Fast Two-Scale Analysis via Clustering

Abstract

Both man-made and natural materials exhibit heterogeneous properties at smaller observation scales. The multiscale analysis allows the inclusion of fine-scale information in coarse-scale simulations. One of the commonly used methods is homogenization, replacing the detailed fine-scale structures with their locally homogeneous effective material properties. When fine-scale material structures are stationary, representative volume elements (RVE) are often identified for their effective material properties to be applied over the entire structure. However, in non-stationary material structures, it is inappropriate to assume a single representative material. In this case, homogenization is often required for every individual cell, resulting in significant increases in computational cost.
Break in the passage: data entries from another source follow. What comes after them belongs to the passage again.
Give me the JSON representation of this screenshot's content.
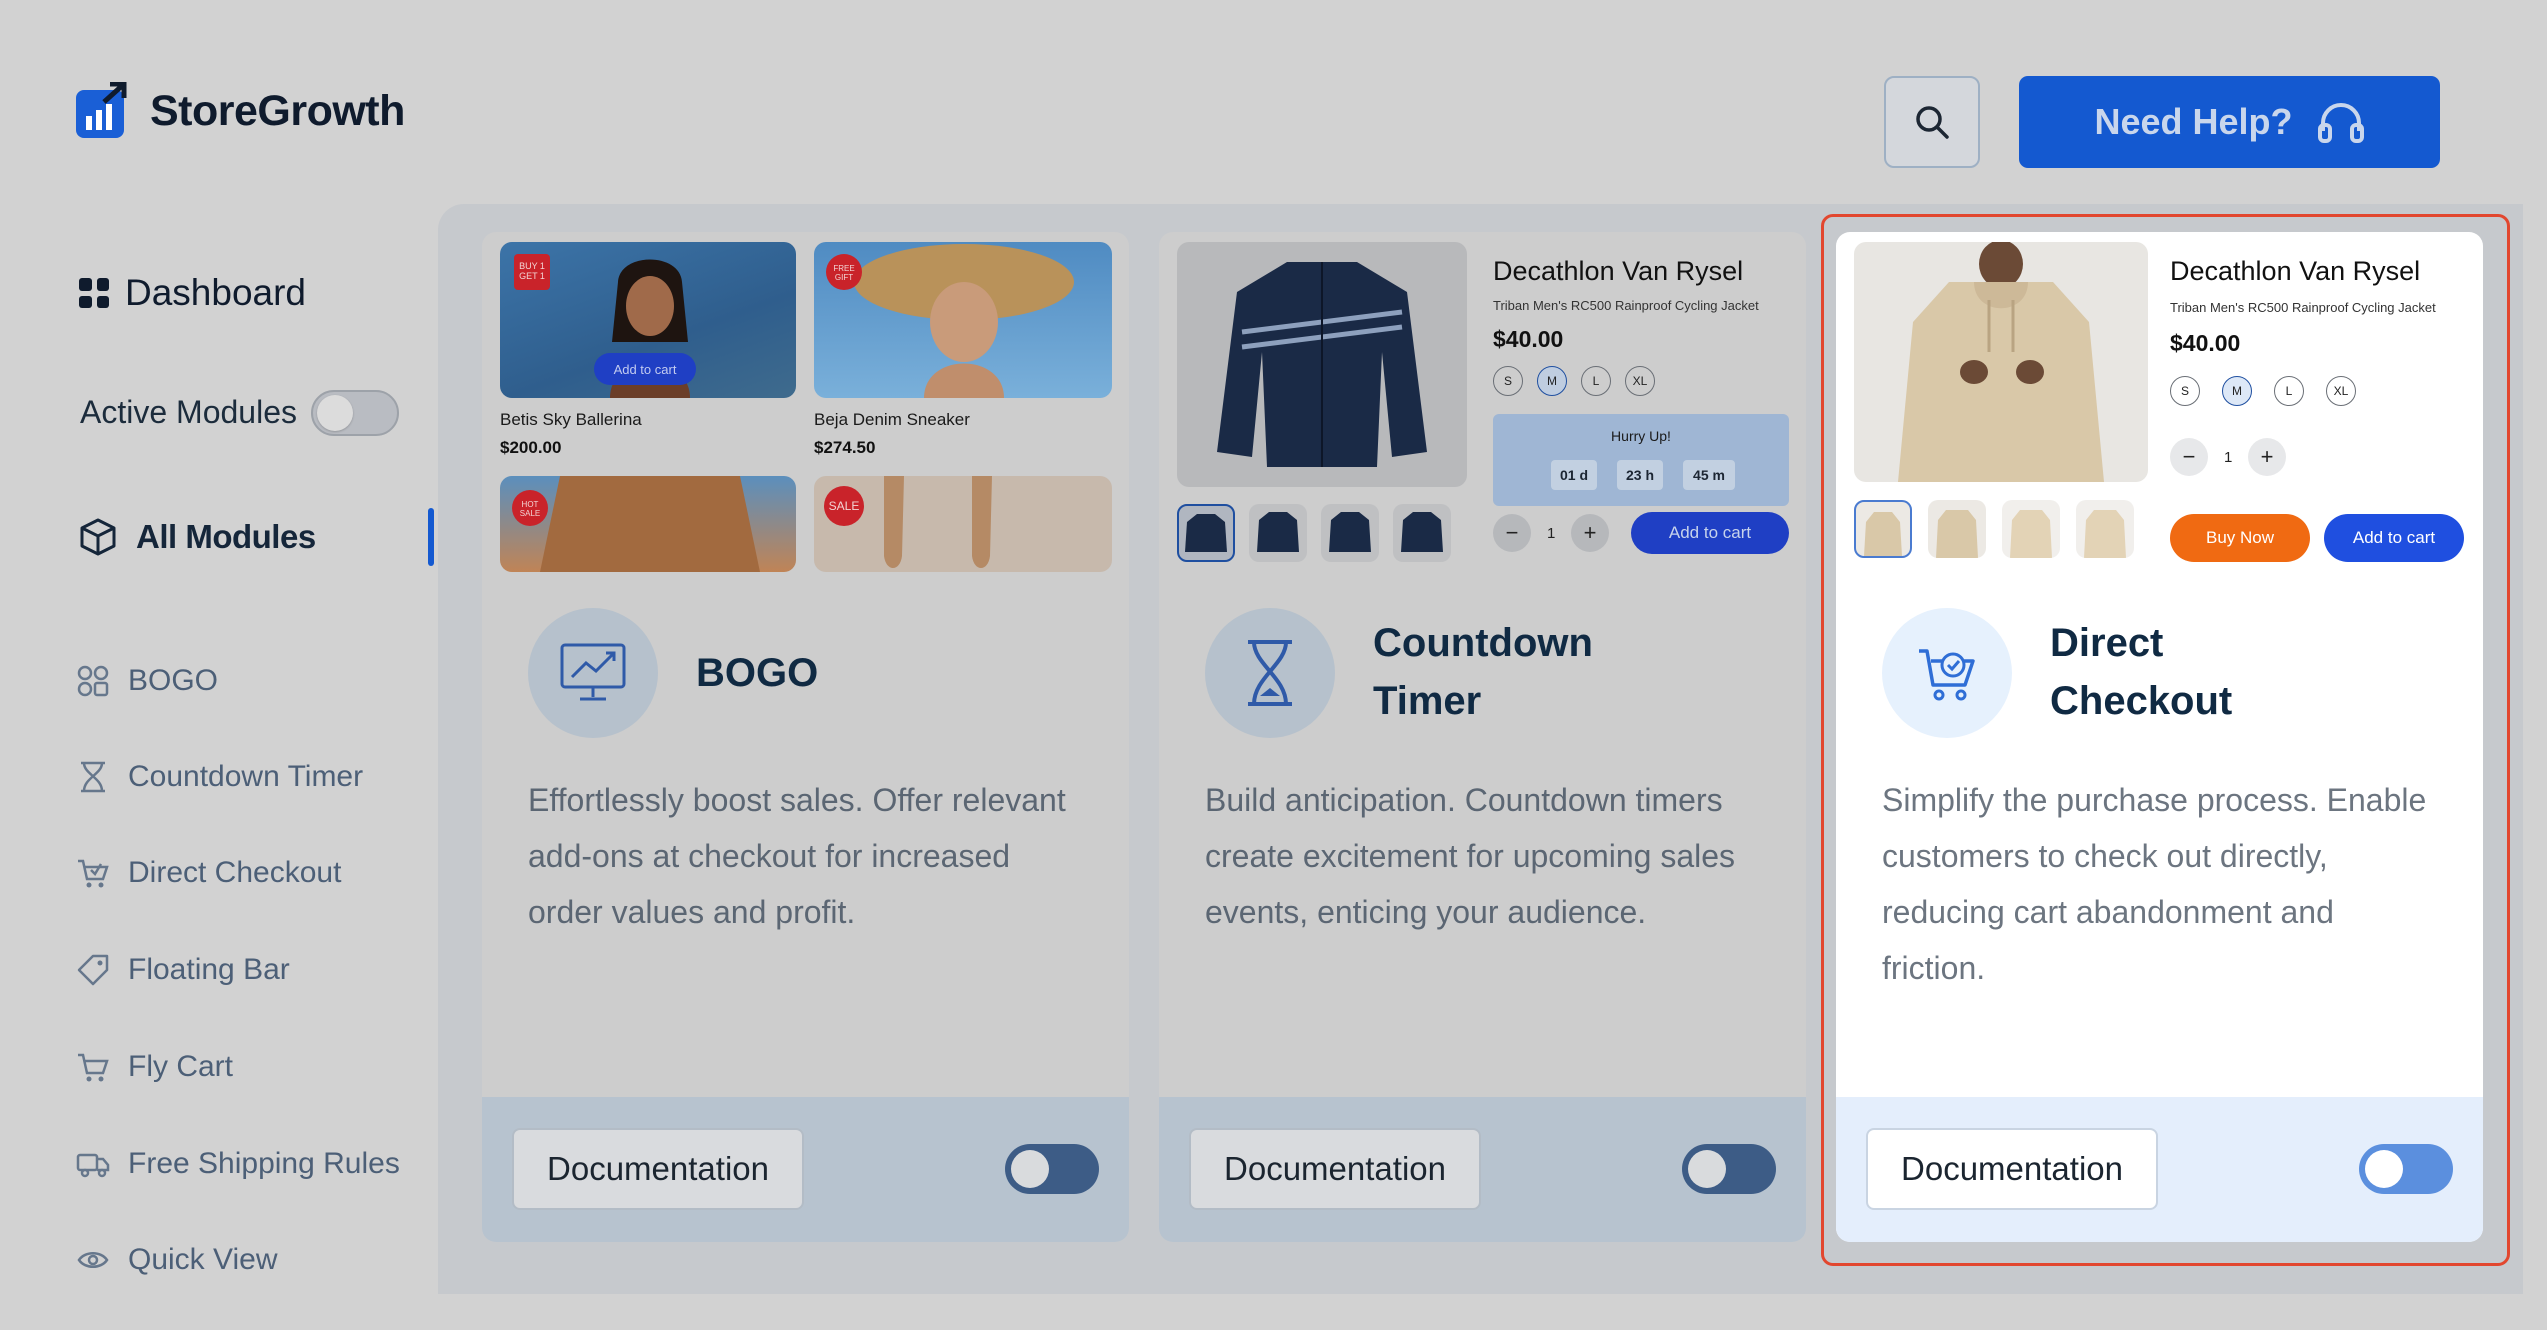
{
  "header": {
    "brand": "StoreGrowth",
    "help_label": "Need Help?"
  },
  "sidebar": {
    "dashboard_label": "Dashboard",
    "active_modules_label": "Active Modules",
    "all_modules_label": "All Modules",
    "items": [
      {
        "label": "BOGO",
        "icon": "bogo-icon"
      },
      {
        "label": "Countdown Timer",
        "icon": "hourglass-icon"
      },
      {
        "label": "Direct Checkout",
        "icon": "cart-check-icon"
      },
      {
        "label": "Floating Bar",
        "icon": "tag-icon"
      },
      {
        "label": "Fly Cart",
        "icon": "cart-icon"
      },
      {
        "label": "Free Shipping Rules",
        "icon": "truck-icon"
      },
      {
        "label": "Quick View",
        "icon": "eye-icon"
      }
    ]
  },
  "cards": [
    {
      "title_line1": "BOGO",
      "title_line2": "",
      "description": "Effortlessly boost sales. Offer relevant add-ons at checkout for increased order values and profit.",
      "doc_label": "Documentation",
      "preview": {
        "badge1": "BUY 1 GET 1",
        "badge2": "FREE GIFT",
        "badge3": "HOT SALE",
        "badge4": "SALE",
        "add_to_cart": "Add to cart",
        "product1_name": "Betis Sky Ballerina",
        "product1_price": "$200.00",
        "product2_name": "Beja Denim Sneaker",
        "product2_price": "$274.50"
      }
    },
    {
      "title_line1": "Countdown",
      "title_line2": "Timer",
      "description": "Build anticipation. Countdown timers create excitement for upcoming sales events, enticing your audience.",
      "doc_label": "Documentation",
      "preview": {
        "name": "Decathlon Van Rysel",
        "subtitle": "Triban Men's RC500 Rainproof Cycling Jacket",
        "price": "$40.00",
        "sizes": [
          "S",
          "M",
          "L",
          "XL"
        ],
        "hurry": "Hurry Up!",
        "timer": [
          "01 d",
          "23 h",
          "45 m"
        ],
        "qty": "1",
        "add_to_cart": "Add to cart"
      }
    },
    {
      "title_line1": "Direct",
      "title_line2": "Checkout",
      "description": "Simplify the purchase process. Enable customers to check out directly, reducing cart abandonment and friction.",
      "doc_label": "Documentation",
      "preview": {
        "name": "Decathlon Van Rysel",
        "subtitle": "Triban Men's RC500 Rainproof Cycling Jacket",
        "price": "$40.00",
        "sizes": [
          "S",
          "M",
          "L",
          "XL"
        ],
        "qty": "1",
        "buy_now": "Buy Now",
        "add_to_cart": "Add to cart"
      }
    }
  ],
  "colors": {
    "accent": "#1459d0",
    "highlight": "#e2472f",
    "buy_now": "#f06a12"
  }
}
We propose a stiffness-based clustering algorithm that reduces the total number of homogenization computations needed for multiscale analysis. Cells with similar effective stiffness tensors are clustered together such that only a single homogenization is required for each cluster. Specifically, the clustering algorithm is based on the novel concept of Eigenstiffness, which represents the relative directional stiffness of a given material structure. The rotation invariant property of Eigenstiffness allows material structure with similar intrinsic stiffness but different orientations to be clustered together, further decreasing the number of clusters required for the multiscale analysis. Without a priori knowledge of the accurate homogenized material properties, approximated elasticity tensors and Eigenstiffness estimated through FFT-based homogenization methods are used for rapid clustering. The effectiveness of the method is verified by numerical simulations on various multiscale structures, including Voronoi foams and fiber-reinforced composites.